Berenger, who had begun to find six Englishmen a troublesome charge in France, was rather relieved at not being the only French scholar of the party, and the Chevalier also hinted to him that he spoke with a dreadful Norman accent that would never be tolerated at court, even if it were understood by the way. Moreover, the Chevalier studied him all over, and talked of Paris tailors and posture-masters, and, though the pink of politeness, made it evident that there was immensely too much of him. It might be the custom in England to be so tall; here no one was of anything like such a height, but the Duke of Guise. He, in his position, with his air, could carry it off, but we must adapt ourselves as best we can.

And his shrug and look of concern made Berenger for a moment almost ashamed of that superfluous height of which they were all so proud at home. Then he recollected himself, and asked, And why should not I be tall as well as M. de Guise?

We shall see, fair cousin, he answered, with an odd satirical bow; we are as Heaven made us. All lies in the management and if you had the advantages of training, PERHAPS you could even turn your height into a grace.

Am I such a great lubber? wondered Berenger; they did not think so at home. No; nor did the Queen. She said I was a proper stripling! Well, it matters the less, as I shall not stay long to need their favour; and Ill show them there is some use in my inches in the tilt-yard. But if they think me such a lout, what would they say to honest Philip?

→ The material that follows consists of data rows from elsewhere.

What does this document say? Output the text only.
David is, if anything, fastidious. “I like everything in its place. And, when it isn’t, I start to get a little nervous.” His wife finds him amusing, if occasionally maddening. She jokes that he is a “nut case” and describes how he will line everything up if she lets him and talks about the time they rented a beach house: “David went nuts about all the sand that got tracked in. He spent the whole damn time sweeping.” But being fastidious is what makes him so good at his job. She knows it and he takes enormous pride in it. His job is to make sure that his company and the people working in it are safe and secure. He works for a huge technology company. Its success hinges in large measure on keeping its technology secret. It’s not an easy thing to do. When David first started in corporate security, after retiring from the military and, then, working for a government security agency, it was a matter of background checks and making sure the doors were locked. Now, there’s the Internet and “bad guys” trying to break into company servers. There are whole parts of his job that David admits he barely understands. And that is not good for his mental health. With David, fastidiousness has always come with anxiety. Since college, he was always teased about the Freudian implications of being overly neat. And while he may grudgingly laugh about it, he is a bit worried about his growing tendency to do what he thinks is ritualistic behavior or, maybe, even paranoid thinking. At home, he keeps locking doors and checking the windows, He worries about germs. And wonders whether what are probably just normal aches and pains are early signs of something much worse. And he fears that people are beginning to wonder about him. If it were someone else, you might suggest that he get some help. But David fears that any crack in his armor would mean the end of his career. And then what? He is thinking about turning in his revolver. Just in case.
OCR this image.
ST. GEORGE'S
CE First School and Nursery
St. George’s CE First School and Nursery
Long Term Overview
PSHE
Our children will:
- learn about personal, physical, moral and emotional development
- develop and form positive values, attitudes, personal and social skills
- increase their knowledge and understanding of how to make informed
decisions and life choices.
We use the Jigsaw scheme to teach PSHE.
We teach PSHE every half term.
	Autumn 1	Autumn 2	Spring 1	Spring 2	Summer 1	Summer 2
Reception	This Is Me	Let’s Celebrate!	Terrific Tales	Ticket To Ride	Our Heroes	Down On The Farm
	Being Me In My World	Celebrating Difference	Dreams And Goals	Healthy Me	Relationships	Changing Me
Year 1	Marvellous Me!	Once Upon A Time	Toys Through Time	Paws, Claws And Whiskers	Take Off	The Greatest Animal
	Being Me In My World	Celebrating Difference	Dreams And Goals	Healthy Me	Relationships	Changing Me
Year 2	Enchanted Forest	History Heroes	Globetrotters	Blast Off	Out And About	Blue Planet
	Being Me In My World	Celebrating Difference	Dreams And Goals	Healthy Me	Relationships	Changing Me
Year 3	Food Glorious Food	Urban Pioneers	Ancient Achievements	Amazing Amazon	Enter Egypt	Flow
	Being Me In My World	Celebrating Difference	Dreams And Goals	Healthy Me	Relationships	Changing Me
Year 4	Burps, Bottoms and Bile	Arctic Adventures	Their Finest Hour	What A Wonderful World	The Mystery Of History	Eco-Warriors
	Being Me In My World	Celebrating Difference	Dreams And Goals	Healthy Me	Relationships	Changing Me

The Chevalier seemed willing to take on him the whole management of his fair cousin. He inquired into the amount of the rents and dues which old Osbert had collected and held ready to meet the young Barons exigencies; and which would, it seemed, be all needed to make his dress any way presentable at court. The pearls, too, were inquired for, and handed over by Osbert to his young Lords keeping, with the significant intimation that they had been demanded when the young Madame la Baronne went to court; but that he had buried them in the orchard, and made answer that they were not in the chateau. The contract of marriage, which Berenger could just remember signing, and seeing signed by his father, the King, and the Count, was not forthcoming; and the Chevalier explained that it was in the hands of a notary at Paris. For this Berenger was not sorry. His grandfather had desired him to master the contents, and he thought he had thus escaped a very dry and useless study.

He did not exactly dislike the old Chevalier de Ribaumont. The system on which he had been brought up had not been indulgent, so that compliments and admiration were an agreeable surprise to him; and rebuffs and rebukes from his elders had been so common, that hints, in the delicate dressing of the old knight, came on him almost like gracious civilities. There was no love lost between the Chevalier and the chaplain, that was plain; but how could there be between an ancient French courtier and a sober English divine? However, to Mr. Adderleys great relief, no attempts were made on Berengers faith, his kinsman even was disposed to promote his attendance at such Calvinist places of worship as they passed on the road, and treated him in all things as a mere guest, to be patronized indeed, but as much an alien as if he had been born in England. And yet there was a certain deference to him as head of the family, and a friendliness of manner that made the boy feel him a real relation, and all through the journey it came naturally that he should be the entire manager, and Berenger the paymaster on a liberal scale.